Steel Appeal wasn’t started by Curtis. As a matter of fact, he took the job after moving to Traverse City from Detroit and at the time Steel Appeal was only making rustic home decor.
“I was living in Detroit, working in the communications business. I was traveling all over Michigan and the United States, and when my daughter was born in Traverse City I was still traveling a lot and quickly realized that that’s not how I wanted to raise a family, being gone all the time.”
He took a job at Steel Appeal after working inconsistent manual labor gigs. The company is based just outside of Empire and when Curtis started working there, they only sold home decor to national outlets like Cabellas. They expanded their products after Curtis bought the business.
Despite not having any personal experience with business, he had grown up with an innate desire to be a business owner, which could have been inspired by his parents who owned a small company of their own. The entrepreneurial spirit is passed down.
“When I had worked for the previous owner, I had made some custom pieces. Being in that environment I would just take time to make more artistic pieces. I would lose myself, lose track of time. Eight hours would go by and it felt like two.”
When he took over the business he had the creative freedom to make any kind of pieces he wanted and extending beyond decor.
“I never really planned on going the custom direction. Keep in mind, back then social media marketing wasn’t a thing. Here I am with this company, literally in the middle of nowhere, in Empire. I don’t have direct foot traffic, I don’t have social media to market so I really just focused on getting my name out there by hitting the pavement.”
“I decided I wanted to get into furniture making only about a couple of years ago. I had found a niche or design style that I really liked.”
Curtis’s designs are inspired by the beauty of the outdoors. Living in Northern Michigan has provided an abundance of inspiration and materials.
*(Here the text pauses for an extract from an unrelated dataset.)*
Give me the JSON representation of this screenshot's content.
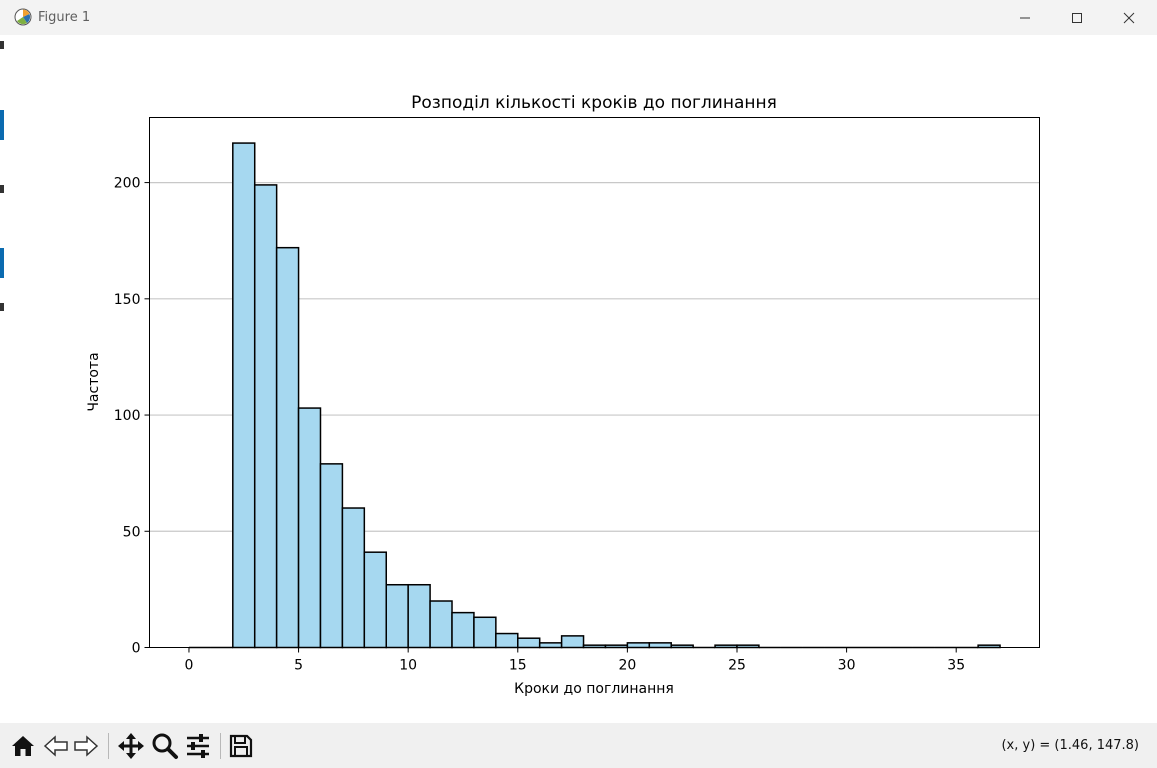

A big demand for Curtis is custom dining tables and he has used local relics like Petoskey stones to embed into his work.
“I’ve had multiple pieces go out of state to people who have ties to Michigan, and understand what the Petoskey stone is. The ironic thing about the Petoskey stone is that it really doesn’t have much traction outside of Michigan. If you’re not from the Great Lakes region you don’t really care about a 350 million-year-old coral.”
He sources all of the furniture materials locally from the wood to the stones and he’s on a fast track to having custom orders booked through the rest of the year. However, a personal goal he has for 2020 is to create time to make more furniture to have for sale in the Steel Appeal showroom. As it stands right now, he has a full plate.
“I have all these new concepts and ideas that I want to create. I want to really expand on what’s possible and create pieces that don’t have a home, they’re just my pieces. It’s a very challenging thing to balance. That’s my next transition.”